2 Erasmus Lewis, Under Secretary of State under Lord Dartmouth, was a great friend of Swift, Pope, and Arbuthnot. He had previously been one of Harley’s secretaries, and in his Horace Imitated, Book I. Ep. vii., Swift describes him as “a cunning shaver, and very much in Harley’s favour.” Arbuthnot says that under George I. Lewis kept company with the greatest, and was “principal governor” in many families. Lewis was a witness to Arbuthnot’s will. Pope and Esther Vanhomrigh both left him money to buy rings. Lewis died in 1754, aged eighty-three.

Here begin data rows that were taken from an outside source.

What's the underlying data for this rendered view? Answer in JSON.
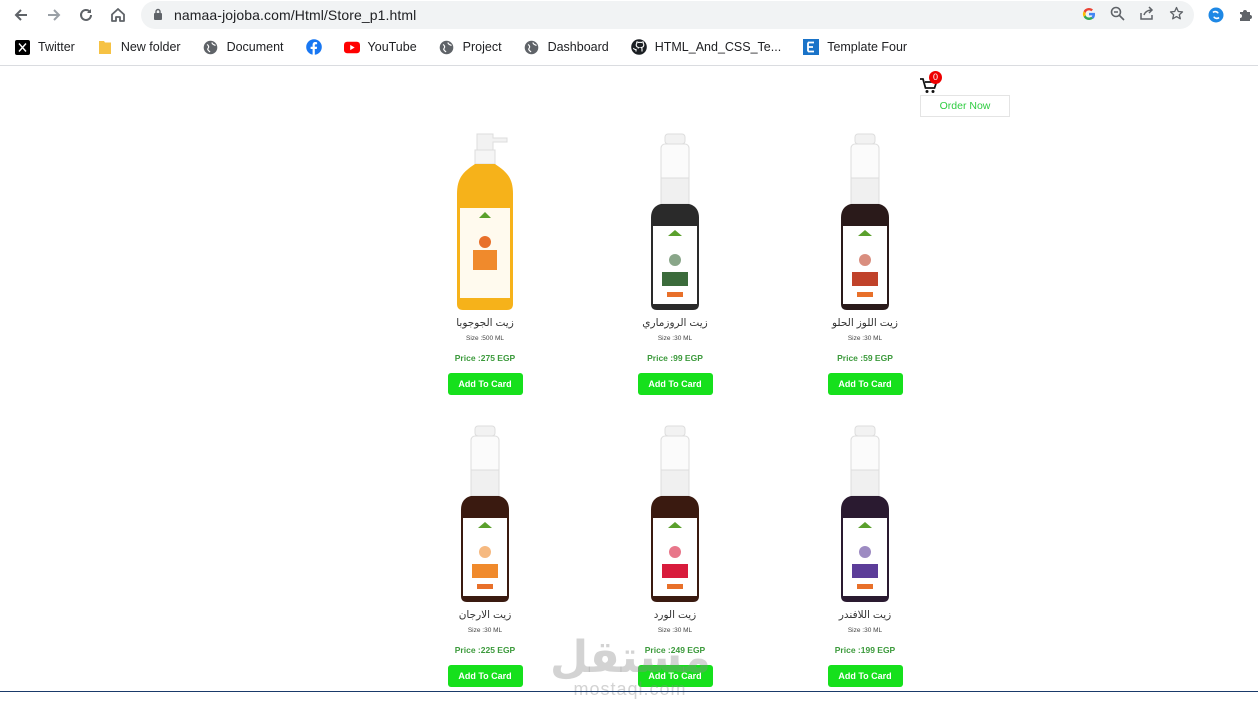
{
  "browser": {
    "url": "namaa-jojoba.com/Html/Store_p1.html",
    "bookmarks": [
      {
        "label": "Twitter",
        "icon": "x-twitter-icon"
      },
      {
        "label": "New folder",
        "icon": "folder-icon"
      },
      {
        "label": "Document",
        "icon": "globe-icon"
      },
      {
        "label": "",
        "icon": "facebook-icon"
      },
      {
        "label": "YouTube",
        "icon": "youtube-icon"
      },
      {
        "label": "Project",
        "icon": "globe-icon"
      },
      {
        "label": "Dashboard",
        "icon": "globe-icon"
      },
      {
        "label": "HTML_And_CSS_Te...",
        "icon": "github-icon"
      },
      {
        "label": "Template Four",
        "icon": "e-letter-icon"
      }
    ]
  },
  "header": {
    "cart_count": "0",
    "order_label": "Order Now"
  },
  "products": [
    {
      "name": "زيت الجوجوبا",
      "size": "Size :500 ML",
      "price": "Price :275 EGP",
      "button": "Add To Card",
      "label_color": "#f08a2c",
      "fill_color": "#f6b21a"
    },
    {
      "name": "زيت الروزماري",
      "size": "Size :30 ML",
      "price": "Price :99 EGP",
      "button": "Add To Card",
      "label_color": "#3b6b3b",
      "fill_color": "#2a2a2a"
    },
    {
      "name": "زيت اللوز الحلو",
      "size": "Size :30 ML",
      "price": "Price :59 EGP",
      "button": "Add To Card",
      "label_color": "#c0422a",
      "fill_color": "#2a1a1a"
    },
    {
      "name": "زيت الارجان",
      "size": "Size :30 ML",
      "price": "Price :225 EGP",
      "button": "Add To Card",
      "label_color": "#f08a2c",
      "fill_color": "#3a1a10"
    },
    {
      "name": "زيت الورد",
      "size": "Size :30 ML",
      "price": "Price :249 EGP",
      "button": "Add To Card",
      "label_color": "#d81b3c",
      "fill_color": "#3a1a10"
    },
    {
      "name": "زيت اللافندر",
      "size": "Size :30 ML",
      "price": "Price :199 EGP",
      "button": "Add To Card",
      "label_color": "#5c3d99",
      "fill_color": "#2a1a30"
    }
  ],
  "watermark": {
    "arabic": "مستقل",
    "latin": "mostaql.com"
  }
}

3 Charles Darteneuf, or Dartiquenave, was a celebrated epicure, who is said to have been a son of Charles ii. Lord Lyttleton, in his Dialogues of the Dead, recalling Pope’s allusions to him, selects him to represent modern bon vivants in the dialogue between Darteneuf and Apicius. See Tatler 252. Darteneuf was Paymaster of the Royal Works and a member of the Kit-Cat Club. He died in 1737.
4 No. 23O.
5 Good, excellent.
6 Captain George Delaval, appointed Envoy Extraordinary to the King of Portugal in Oct, 171O, was with Lord Peterborough in Spain in 1706. In May 1707 he went to Lisbon with despatches for the Courts of Spain and Portugal, from whence he was to proceed as Envoy to the Emperor of Morocco, with rich presents (Luttrell, vi. 52, 174, 192).
7 Charles Montagu, Earl of Halifax, as Ranger of Bushey Park and Hampton Court, held many offices under William iii., and was First Lord of the Treasury under George I., until his death in 1715. He was great as financier and as debater, and he was a liberal patron of literature.

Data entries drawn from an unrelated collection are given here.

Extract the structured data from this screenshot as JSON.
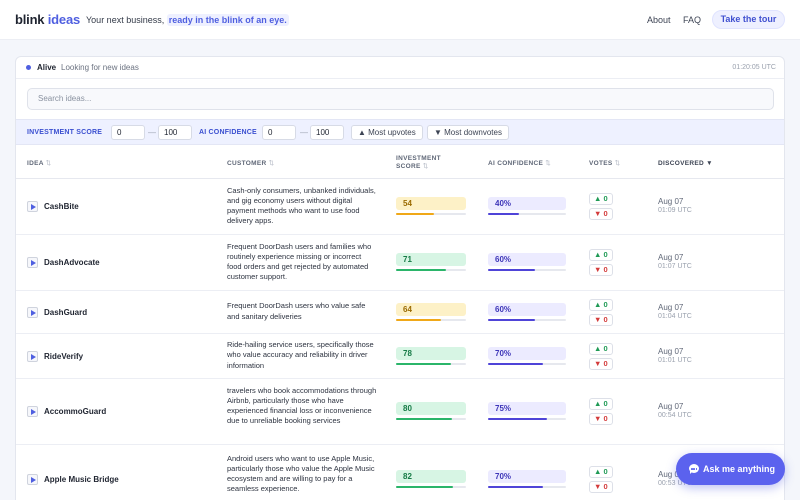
{
  "header": {
    "brand_part1": "blink",
    "brand_part2": "ideas",
    "tagline_prefix": "Your next business, ",
    "tagline_highlight": "ready in the blink of an eye.",
    "nav_about": "About",
    "nav_faq": "FAQ",
    "tour_button": "Take the tour"
  },
  "status": {
    "state": "Alive",
    "message": "Looking for new ideas",
    "time": "01:20:05 UTC"
  },
  "search": {
    "placeholder": "Search ideas..."
  },
  "filters": {
    "investment_label": "INVESTMENT SCORE",
    "investment_min": "0",
    "investment_max": "100",
    "confidence_label": "AI CONFIDENCE",
    "confidence_min": "0",
    "confidence_max": "100",
    "dash": "—",
    "sort_upvotes": "▲ Most upvotes",
    "sort_downvotes": "▼ Most downvotes"
  },
  "columns": {
    "idea": "IDEA",
    "customer": "CUSTOMER",
    "investment_line1": "INVESTMENT",
    "investment_line2": "SCORE",
    "confidence": "AI CONFIDENCE",
    "votes": "VOTES",
    "discovered": "DISCOVERED ▼",
    "sort_icon": "⇅"
  },
  "colors": {
    "accent": "#4f5fe0",
    "score_yellow_bg": "#fdf1c7",
    "score_yellow_text": "#9a6a00",
    "score_yellow_bar": "#f0a818",
    "score_green_bg": "#d7f5e4",
    "score_green_text": "#157a45",
    "score_green_bar": "#2bb56a",
    "confidence_bar": "#4f44d8"
  },
  "rows": [
    {
      "name": "CashBite",
      "customer": "Cash-only consumers, unbanked individuals, and gig economy users without digital payment methods who want to use food delivery apps.",
      "score": "54",
      "score_fraction": 0.54,
      "score_tone": "yellow",
      "confidence": "40%",
      "confidence_fraction": 0.4,
      "upvotes": "▲ 0",
      "downvotes": "▼ 0",
      "date": "Aug 07",
      "time": "01:09 UTC"
    },
    {
      "name": "DashAdvocate",
      "customer": "Frequent DoorDash users and families who routinely experience missing or incorrect food orders and get rejected by automated customer support.",
      "score": "71",
      "score_fraction": 0.71,
      "score_tone": "green",
      "confidence": "60%",
      "confidence_fraction": 0.6,
      "upvotes": "▲ 0",
      "downvotes": "▼ 0",
      "date": "Aug 07",
      "time": "01:07 UTC"
    },
    {
      "name": "DashGuard",
      "customer": "Frequent DoorDash users who value safe and sanitary deliveries",
      "score": "64",
      "score_fraction": 0.64,
      "score_tone": "yellow",
      "confidence": "60%",
      "confidence_fraction": 0.6,
      "upvotes": "▲ 0",
      "downvotes": "▼ 0",
      "date": "Aug 07",
      "time": "01:04 UTC"
    },
    {
      "name": "RideVerify",
      "customer": "Ride-hailing service users, specifically those who value accuracy and reliability in driver information",
      "score": "78",
      "score_fraction": 0.78,
      "score_tone": "green",
      "confidence": "70%",
      "confidence_fraction": 0.7,
      "upvotes": "▲ 0",
      "downvotes": "▼ 0",
      "date": "Aug 07",
      "time": "01:01 UTC"
    },
    {
      "name": "AccommoGuard",
      "customer": "travelers who book accommodations through Airbnb, particularly those who have experienced financial loss or inconvenience due to unreliable booking services",
      "score": "80",
      "score_fraction": 0.8,
      "score_tone": "green",
      "confidence": "75%",
      "confidence_fraction": 0.75,
      "upvotes": "▲ 0",
      "downvotes": "▼ 0",
      "date": "Aug 07",
      "time": "00:54 UTC"
    },
    {
      "name": "Apple Music Bridge",
      "customer": "Android users who want to use Apple Music, particularly those who value the Apple Music ecosystem and are willing to pay for a seamless experience.",
      "score": "82",
      "score_fraction": 0.82,
      "score_tone": "green",
      "confidence": "70%",
      "confidence_fraction": 0.7,
      "upvotes": "▲ 0",
      "downvotes": "▼ 0",
      "date": "Aug 07",
      "time": "00:53 UTC"
    }
  ],
  "chat": {
    "label": "Ask me anything",
    "icon": "chat-bubble-icon"
  }
}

8 John Manley, M.P. for Bossiney, was made Surveyor-General on Sept. 3O, 1710, and died in 1714. In 1706 he fought a duel with another Cornish member (Luttrell, vi. 11, 535, 635). He seems to be the cousin whom Mrs. De la Riviere Manley accuses of having drawn her into a false marriage. For Isaac Manley and Sir Thomas Frankland, see Letter 3, notes 3 and 4.

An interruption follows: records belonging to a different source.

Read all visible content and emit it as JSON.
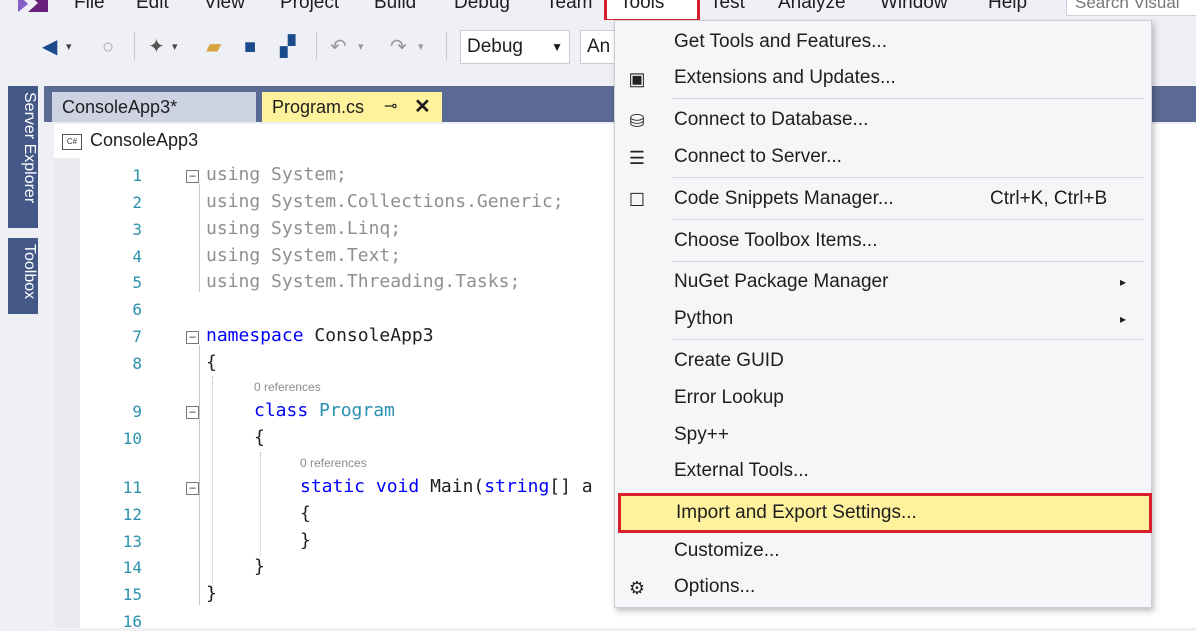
{
  "menubar": {
    "items": [
      "File",
      "Edit",
      "View",
      "Project",
      "Build",
      "Debug",
      "Team",
      "Tools",
      "Test",
      "Analyze",
      "Window",
      "Help"
    ],
    "search_placeholder": "Search Visual"
  },
  "toolbar": {
    "config_value": "Debug",
    "platform_value": "An"
  },
  "dock": {
    "server_explorer": "Server Explorer",
    "toolbox": "Toolbox"
  },
  "tabs": {
    "inactive": "ConsoleApp3*",
    "active": "Program.cs"
  },
  "navbar": {
    "project": "ConsoleApp3"
  },
  "editor": {
    "line_numbers": [
      "1",
      "2",
      "3",
      "4",
      "5",
      "6",
      "7",
      "8",
      "9",
      "10",
      "11",
      "12",
      "13",
      "14",
      "15",
      "16"
    ],
    "lines": {
      "l1": "System;",
      "l2": "System.Collections.Generic;",
      "l3": "System.Linq;",
      "l4": "System.Text;",
      "l5": "System.Threading.Tasks;",
      "ns_name": "ConsoleApp3",
      "class_name": "Program",
      "main_sig": "Main(",
      "main_args": "[] a",
      "using_kw": "using",
      "namespace_kw": "namespace",
      "class_kw": "class",
      "static_kw": "static",
      "void_kw": "void",
      "string_kw": "string",
      "brace_open": "{",
      "brace_close": "}"
    },
    "lens_class": "0 references",
    "lens_main": "0 references"
  },
  "tools_menu": {
    "items": [
      {
        "label": "Get Tools and Features..."
      },
      {
        "label": "Extensions and Updates...",
        "icon": "extensions-icon"
      },
      {
        "label": "Connect to Database...",
        "icon": "database-icon"
      },
      {
        "label": "Connect to Server...",
        "icon": "server-icon"
      },
      {
        "label": "Code Snippets Manager...",
        "shortcut": "Ctrl+K, Ctrl+B",
        "icon": "checkbox-icon"
      },
      {
        "label": "Choose Toolbox Items..."
      },
      {
        "label": "NuGet Package Manager",
        "submenu_arrow": "▸"
      },
      {
        "label": "Python",
        "submenu_arrow": "▸"
      },
      {
        "label": "Create GUID"
      },
      {
        "label": "Error Lookup"
      },
      {
        "label": "Spy++"
      },
      {
        "label": "External Tools..."
      },
      {
        "label": "Import and Export Settings..."
      },
      {
        "label": "Customize..."
      },
      {
        "label": "Options...",
        "icon": "gear-icon"
      }
    ]
  },
  "colors": {
    "accent_highlight": "#fff29d",
    "callout_red": "#d8202a",
    "tab_strip": "#5b6a94",
    "keyword_blue": "#0000ff",
    "type_teal": "#2b91af"
  }
}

9 The Earl of Godolphin (see Letter 2, note 3).
10 Sir John Stanley, Bart., of Northend, Commissioner of Customs, whom Swift knew through his intimate friends the Pendarves. His wife, Anne, daughter of Bernard Granville, and niece of John, Earl of Bath, was aunt to Mary Granville, afterwards Mrs. Delany, who lived with the Stanleys at their house in Whitehall.
11 Henry, Viscount Hyde, eldest son of Laurence Hyde, Earl of Rochester, succeeded his father in the earldom in 1711, and afterwards became Earl of Clarendon. His wife, Jane, younger daughter of Sir William Leveson Gower,— who married a daughter of John Granville, Earl of Bath,—was a beauty, and the mother of two beauties—Jane, afterwards Countess of Essex (see journal, Jan. 29, 1712), and Catherine, afterwards Countess of Queensberry. Lady Hyde was complimented by Prior, Pope, and her kinsman, Lord Lansdowne, and is said to have been more handsome than either of her daughters. She died in 1725; her husband in 1753. Lord Hyde became joint Vice-Treasurer for Ireland in 171O; hence his interest with respect to Pratt’s appointment.